The latest release of OLMo 2 positions it as the leading fully open language model to date, delivering performance that rivals and in some cases exceeds open-weight models, of comparable size.
With the introduction of their 7B and 13B parameter models trained on up to 5 trillion tokens, Ai2 says OLMo 2 achieves state-of-the-art efficiency and performance across a range of benchmarks.
In evaluations, OLMo-2-7B outperforms Llama-3.1-8B, while OLMo-2-13B beats Qwen-2.5-7B, despite requiring fewer computational resources for training. These results place OLMo 2 on the Pareto frontier for open models, balancing computational efficiency with high benchmark scores.
Key Results and Comparisons of OLMO 2
The OLMo 2 models excel across both familiar development benchmarks, such as ARC Challenge and HellaSwag, and unseen evaluation metrics, including AGIEval and GSM8k. Notably:
- OLMo-2-7B matches or surpasses larger models, proving highly efficient relative to training FLOPs.
- OLMo-2-13B, tuned for instruction tasks, outperforms competitors like Qwen-2.5-14B in instruction-following and reasoning tasks.
By combining high performance with complete transparency—releasing weights, datasets, training code, and recipes—OLMo 2 continues the trend of narrowing the gap between open and proprietary models.
A Focus on Stability and Efficiency
The improved performance of OLMo 2 stems from iterative improvements in model training and post-training processes:
- Stability in Long Training Runs: To address challenges like loss spikes that can degrade model performance, OLMo 2 introduces techniques for stabilizing gradients and maintaining consistent training progress.
- Staged Curriculum Training: A two-stage pretraining approach begins with diverse, large-scale datasets like OLMo-Mix-1124 and shifts to curated high-quality domain-specific datasets in the second stage. This ensures strong generalization and domain expertise.
- Advanced Fine-Tuning Techniques: Using methods from the recently released Tülu 3 family, OLMo 2 incorporates supervised fine-tuning, preference modeling, and reinforcement learning to enhance instruction-following capabilities.
The Tülu 3 model family from Ai2 offers a fully open-source approach to instruction-following language models, sharing comprehensive data, code, and recipes. Designed to address limitations in transparency within post-training, Tülu 3 provides a scalable codebase for techniques like supervised fine-tuning (SFT), Direct Preference Optimization (DPO), and Reinforcement Learning with Verifiable Rewards (RLVR), alongside a standardized evaluation suite.
Key innovations include careful data curation, a four-stage post-training process, and a focus on core capabilities like reasoning, mathematics, coding, and safety.
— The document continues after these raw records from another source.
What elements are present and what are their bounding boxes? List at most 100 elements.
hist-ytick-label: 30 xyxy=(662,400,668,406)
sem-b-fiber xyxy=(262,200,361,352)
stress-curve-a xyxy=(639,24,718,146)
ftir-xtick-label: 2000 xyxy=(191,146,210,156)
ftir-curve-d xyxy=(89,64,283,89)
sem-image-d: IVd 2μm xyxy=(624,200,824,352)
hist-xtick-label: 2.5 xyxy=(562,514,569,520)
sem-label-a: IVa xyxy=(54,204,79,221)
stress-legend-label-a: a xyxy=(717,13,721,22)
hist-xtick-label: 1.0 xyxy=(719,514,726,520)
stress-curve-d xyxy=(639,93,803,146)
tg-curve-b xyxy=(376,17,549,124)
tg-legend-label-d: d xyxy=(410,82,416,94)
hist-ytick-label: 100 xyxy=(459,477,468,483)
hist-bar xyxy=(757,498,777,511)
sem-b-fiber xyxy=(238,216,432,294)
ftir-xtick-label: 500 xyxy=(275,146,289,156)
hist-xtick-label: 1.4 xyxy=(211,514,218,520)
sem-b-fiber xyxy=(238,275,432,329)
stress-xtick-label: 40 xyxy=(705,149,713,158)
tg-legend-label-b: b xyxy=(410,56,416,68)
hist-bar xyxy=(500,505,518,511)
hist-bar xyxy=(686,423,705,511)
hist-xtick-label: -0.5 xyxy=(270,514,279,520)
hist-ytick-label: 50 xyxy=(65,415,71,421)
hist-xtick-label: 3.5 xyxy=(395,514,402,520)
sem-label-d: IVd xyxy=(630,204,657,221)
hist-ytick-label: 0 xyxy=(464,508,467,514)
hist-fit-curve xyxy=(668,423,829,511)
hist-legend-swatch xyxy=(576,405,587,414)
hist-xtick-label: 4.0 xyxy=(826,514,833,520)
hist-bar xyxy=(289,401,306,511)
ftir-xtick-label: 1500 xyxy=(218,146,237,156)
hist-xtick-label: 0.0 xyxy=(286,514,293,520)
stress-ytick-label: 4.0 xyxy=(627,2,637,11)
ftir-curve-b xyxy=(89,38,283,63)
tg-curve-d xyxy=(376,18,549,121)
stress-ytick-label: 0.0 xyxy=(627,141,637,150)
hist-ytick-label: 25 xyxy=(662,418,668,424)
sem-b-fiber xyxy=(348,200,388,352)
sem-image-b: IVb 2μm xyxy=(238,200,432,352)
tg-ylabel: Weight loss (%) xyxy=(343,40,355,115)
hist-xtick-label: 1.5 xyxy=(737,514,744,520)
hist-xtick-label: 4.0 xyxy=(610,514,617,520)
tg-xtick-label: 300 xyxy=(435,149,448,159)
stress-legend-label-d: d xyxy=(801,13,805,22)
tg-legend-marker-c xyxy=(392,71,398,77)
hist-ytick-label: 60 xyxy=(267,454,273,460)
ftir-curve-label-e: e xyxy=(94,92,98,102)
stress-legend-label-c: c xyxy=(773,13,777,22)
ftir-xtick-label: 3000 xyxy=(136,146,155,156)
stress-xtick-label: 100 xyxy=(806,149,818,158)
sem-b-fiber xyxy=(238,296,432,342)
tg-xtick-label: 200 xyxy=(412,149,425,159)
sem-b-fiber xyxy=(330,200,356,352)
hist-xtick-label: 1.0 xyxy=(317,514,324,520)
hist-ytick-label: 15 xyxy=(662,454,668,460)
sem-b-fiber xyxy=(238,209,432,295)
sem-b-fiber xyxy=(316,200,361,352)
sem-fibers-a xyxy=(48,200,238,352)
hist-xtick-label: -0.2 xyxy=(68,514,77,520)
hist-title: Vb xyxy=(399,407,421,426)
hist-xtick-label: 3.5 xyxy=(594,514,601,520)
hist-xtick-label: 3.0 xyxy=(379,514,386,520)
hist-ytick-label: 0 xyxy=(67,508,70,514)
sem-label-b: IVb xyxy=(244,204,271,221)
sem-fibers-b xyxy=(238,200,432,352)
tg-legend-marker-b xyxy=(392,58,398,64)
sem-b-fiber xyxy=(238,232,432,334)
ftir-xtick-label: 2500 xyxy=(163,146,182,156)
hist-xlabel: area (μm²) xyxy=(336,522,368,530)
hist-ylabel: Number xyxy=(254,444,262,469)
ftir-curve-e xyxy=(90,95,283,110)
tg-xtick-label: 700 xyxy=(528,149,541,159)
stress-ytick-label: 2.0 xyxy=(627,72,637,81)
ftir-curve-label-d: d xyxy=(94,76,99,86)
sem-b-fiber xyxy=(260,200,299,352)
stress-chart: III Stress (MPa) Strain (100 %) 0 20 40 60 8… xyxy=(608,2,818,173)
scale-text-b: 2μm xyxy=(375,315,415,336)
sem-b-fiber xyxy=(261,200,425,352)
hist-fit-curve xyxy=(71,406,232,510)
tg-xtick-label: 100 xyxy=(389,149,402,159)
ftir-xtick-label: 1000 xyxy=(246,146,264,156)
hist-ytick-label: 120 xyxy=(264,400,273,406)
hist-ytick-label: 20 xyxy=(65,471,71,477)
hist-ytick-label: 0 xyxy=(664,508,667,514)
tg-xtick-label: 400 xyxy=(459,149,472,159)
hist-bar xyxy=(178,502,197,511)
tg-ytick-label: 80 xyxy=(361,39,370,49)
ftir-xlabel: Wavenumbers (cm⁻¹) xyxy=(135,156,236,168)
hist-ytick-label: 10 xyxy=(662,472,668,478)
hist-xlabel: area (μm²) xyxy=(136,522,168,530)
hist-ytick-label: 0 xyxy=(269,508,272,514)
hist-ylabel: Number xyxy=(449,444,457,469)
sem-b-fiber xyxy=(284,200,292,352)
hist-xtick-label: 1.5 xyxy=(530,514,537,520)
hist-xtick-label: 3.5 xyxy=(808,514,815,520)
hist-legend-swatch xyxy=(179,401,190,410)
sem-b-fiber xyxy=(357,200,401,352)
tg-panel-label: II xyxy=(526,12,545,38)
Built on Llama 3 Base, Tülu 3 achieves state-of-the-art performance across various skill evaluations, rivaling both open and closed models of similar size.
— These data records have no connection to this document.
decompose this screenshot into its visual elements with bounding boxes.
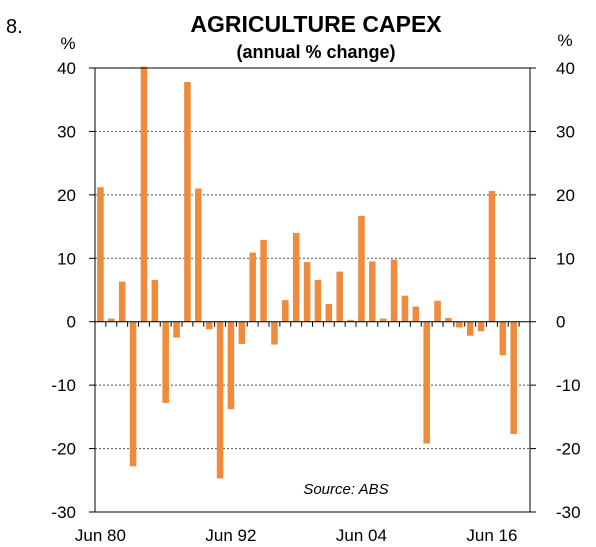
- y-tick-labels-right: -30 -20 -10 0 10 20 30 40: [556, 59, 581, 522]
- bar-2001: [325, 303, 333, 322]
- chart-title: AGRICULTURE CAPEX: [190, 11, 442, 37]
- bar-2000: [314, 279, 322, 322]
- bar-1999: [303, 262, 311, 322]
- bar-2006: [379, 318, 387, 322]
- bar-1980: [97, 187, 104, 322]
- bar-1995: [260, 239, 267, 322]
- y-tick-label-left: -10: [51, 376, 76, 395]
- bar-1991: [216, 321, 224, 479]
- bar-1993: [238, 321, 246, 344]
- y-tick-label-left: 20: [57, 186, 76, 205]
- y-axis-unit-right: %: [557, 31, 572, 50]
- y-tick-labels-left: -30 -20 -10 0 10 20 30 40: [51, 59, 76, 522]
- bar-2009: [412, 306, 420, 322]
- bar-2013: [456, 321, 463, 328]
- bar-1983: [129, 321, 137, 467]
- bars: [97, 66, 517, 479]
- y-tick-label-right: 10: [556, 249, 575, 268]
- bar-1998: [292, 232, 300, 322]
- bar-2017: [499, 321, 507, 356]
- y-tick-label-right: 30: [556, 122, 575, 141]
- bar-2010: [423, 321, 430, 444]
- bar-2011: [434, 300, 441, 322]
- bar-2004: [358, 215, 365, 322]
- bar-2015: [477, 321, 485, 332]
- bar-1984: [140, 66, 148, 322]
- x-tick-label: Jun 16: [466, 526, 517, 545]
- y-tick-label-left: 10: [57, 249, 76, 268]
- bar-1996: [271, 321, 278, 345]
- bar-2007: [390, 259, 398, 322]
- y-tick-label-right: 20: [556, 186, 575, 205]
- chart-subtitle: (annual % change): [236, 42, 395, 62]
- axes: [89, 67, 536, 513]
- x-tick-label: Jun 04: [336, 526, 387, 545]
- bar-1985: [151, 279, 159, 322]
- y-tick-label-right: 40: [556, 59, 575, 78]
- bar-2018: [510, 321, 517, 434]
- y-tick-label-right: 0: [556, 313, 565, 332]
- plot-frame: [94, 67, 531, 513]
- y-tick-label-right: -10: [556, 376, 581, 395]
- bar-1988: [184, 81, 191, 322]
- y-tick-label-left: 0: [67, 313, 76, 332]
- bar-1981: [108, 318, 115, 322]
- bar-1997: [282, 300, 289, 322]
- x-tick-label: Jun 80: [75, 526, 126, 545]
- bar-2005: [369, 261, 376, 322]
- bar-1994: [249, 252, 256, 322]
- bar-1990: [205, 321, 213, 330]
- bar-2003: [347, 319, 354, 322]
- y-tick-label-right: -30: [556, 503, 581, 522]
- bar-1989: [195, 188, 202, 322]
- bar-2016: [488, 191, 496, 322]
- y-tick-label-right: -20: [556, 440, 581, 459]
- y-tick-label-left: -20: [51, 440, 76, 459]
- figure-number: 8.: [6, 16, 23, 38]
- x-tick-label: Jun 92: [205, 526, 256, 545]
- y-tick-label-left: 40: [57, 59, 76, 78]
- gridlines: [95, 130, 530, 450]
- bar-1982: [118, 281, 126, 322]
- bar-2012: [445, 317, 452, 322]
- y-tick-label-left: 30: [57, 122, 76, 141]
- y-tick-label-left: -30: [51, 503, 76, 522]
- bar-2002: [336, 271, 343, 322]
- y-axis-unit-left: %: [60, 34, 75, 53]
- source-annotation: Source: ABS: [303, 481, 388, 498]
- bar-1986: [162, 321, 169, 403]
- bar-1992: [227, 321, 235, 410]
- bar-1987: [173, 321, 180, 338]
- bar-2014: [466, 321, 474, 336]
- x-tick-labels: Jun 80 Jun 92 Jun 04 Jun 16: [75, 526, 518, 545]
- bar-2008: [401, 295, 409, 322]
Benchmark Performance and Fully Open Weights and Datasets
The OLMo 2 family demonstrates consistent improvements across a suite of 20 evaluation benchmarks, addressing core tasks like knowledge recall, reasoning, and mathematical problem-solving. Compared to earlier models, such as OLMo-0424, the gains are particularly noticeable in general reasoning and domain-specific benchmarks.
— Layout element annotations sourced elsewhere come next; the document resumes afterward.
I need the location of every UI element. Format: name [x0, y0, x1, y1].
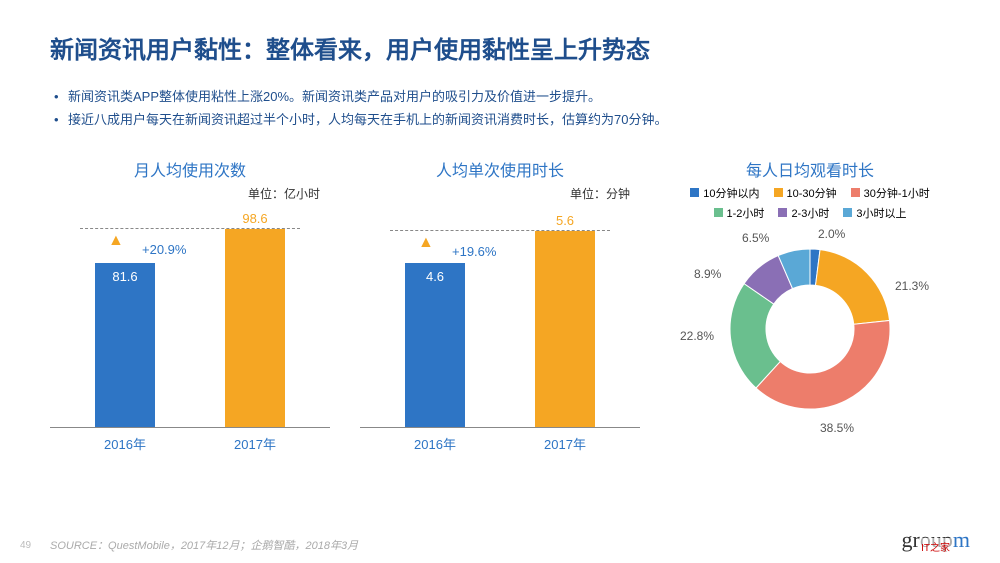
legend-label: 1-2小时	[727, 205, 765, 221]
legend-item: 1-2小时	[714, 205, 765, 221]
legend-swatch	[843, 208, 852, 217]
legend-label: 30分钟-1小时	[864, 185, 930, 201]
donut-pct-label: 2.0%	[818, 227, 845, 241]
bar-value-label: 81.6	[112, 269, 137, 284]
chart2-arrow-icon: ▲	[418, 234, 434, 252]
chart3-donut: 2.0%21.3%38.5%22.8%8.9%6.5%	[710, 229, 910, 429]
chart3-title: 每人日均观看时长	[670, 157, 950, 181]
chart-monthly-usage: 月人均使用次数 单位：亿小时 ▲ +20.9% 81.6 98.6 2016年 2…	[50, 157, 330, 453]
donut-pct-label: 22.8%	[680, 329, 714, 343]
bar: 81.6	[95, 263, 155, 427]
chart3-legend: 10分钟以内 10-30分钟 30分钟-1小时 1-2小时 2-3小时 3小时以上	[670, 185, 950, 221]
legend-item: 30分钟-1小时	[851, 185, 930, 201]
chart2-x-0: 2016年	[395, 434, 475, 453]
chart2-x-labels: 2016年 2017年	[360, 428, 640, 453]
bar-value-label: 4.6	[426, 269, 444, 284]
donut-pct-label: 8.9%	[694, 267, 721, 281]
legend-label: 2-3小时	[791, 205, 829, 221]
legend-item: 10分钟以内	[690, 185, 759, 201]
legend-swatch	[714, 208, 723, 217]
chart1-bars: ▲ +20.9% 81.6 98.6	[50, 208, 330, 428]
chart1-arrow-icon: ▲	[108, 232, 124, 250]
legend-label: 10分钟以内	[703, 185, 759, 201]
legend-swatch	[774, 188, 783, 197]
chart1-growth-label: +20.9%	[142, 242, 186, 257]
chart2-bars: ▲ +19.6% 4.6 5.6	[360, 208, 640, 428]
chart1-x-0: 2016年	[85, 434, 165, 453]
legend-swatch	[690, 188, 699, 197]
chart1-x-1: 2017年	[215, 434, 295, 453]
chart2-unit: 单位：分钟	[360, 185, 640, 202]
legend-label: 3小时以上	[856, 205, 906, 221]
legend-swatch	[778, 208, 787, 217]
logo-m: m	[953, 527, 970, 552]
bullet-item: 新闻资讯类APP整体使用粘性上涨20%。新闻资讯类产品对用户的吸引力及价值进一步…	[50, 85, 950, 108]
chart2-x-1: 2017年	[525, 434, 605, 453]
bar-value-label: 98.6	[242, 211, 267, 226]
legend-item: 10-30分钟	[774, 185, 837, 201]
chart-daily-viewing: 每人日均观看时长 10分钟以内 10-30分钟 30分钟-1小时 1-2小时 2-3小时…	[670, 157, 950, 453]
bullet-item: 接近八成用户每天在新闻资讯超过半个小时，人均每天在手机上的新闻资讯消费时长，估算…	[50, 108, 950, 131]
chart2-title: 人均单次使用时长	[360, 157, 640, 181]
page-number: 49	[20, 540, 31, 551]
chart1-x-labels: 2016年 2017年	[50, 428, 330, 453]
chart-session-duration: 人均单次使用时长 单位：分钟 ▲ +19.6% 4.6 5.6 2016年 201…	[360, 157, 640, 453]
donut-pct-label: 38.5%	[820, 421, 854, 435]
bar: 98.6	[225, 229, 285, 427]
legend-item: 3小时以上	[843, 205, 906, 221]
chart1-title: 月人均使用次数	[50, 157, 330, 181]
it-watermark: IT之家	[919, 538, 952, 555]
donut-slice	[816, 249, 890, 324]
source-footer: SOURCE：QuestMobile，2017年12月；企鹅智酷，2018年3月	[50, 537, 358, 553]
bar-value-label: 5.6	[556, 213, 574, 228]
legend-label: 10-30分钟	[787, 185, 837, 201]
legend-item: 2-3小时	[778, 205, 829, 221]
chart1-unit: 单位：亿小时	[50, 185, 330, 202]
donut-pct-label: 21.3%	[895, 279, 929, 293]
chart2-growth-label: +19.6%	[452, 244, 496, 259]
bar: 4.6	[405, 263, 465, 427]
donut-pct-label: 6.5%	[742, 231, 769, 245]
bar: 5.6	[535, 231, 595, 427]
legend-swatch	[851, 188, 860, 197]
bullet-list: 新闻资讯类APP整体使用粘性上涨20%。新闻资讯类产品对用户的吸引力及价值进一步…	[50, 85, 950, 132]
slide-title: 新闻资讯用户黏性：整体看来，用户使用黏性呈上升势态	[50, 30, 950, 65]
Beyond its performance, OLMo 2 stands out for its commitment to transparency. Unlike many open-weight models, which release only final checkpoints, OLMo 2 provides complete access to weights, datasets, intermediate checkpoints, and training recipes. This level of openness allows researchers and developers to fully inspect, replicate, and build on the work.
With the release of OLMo 2, the open AI ecosystem takes another step forward, notably with transparency.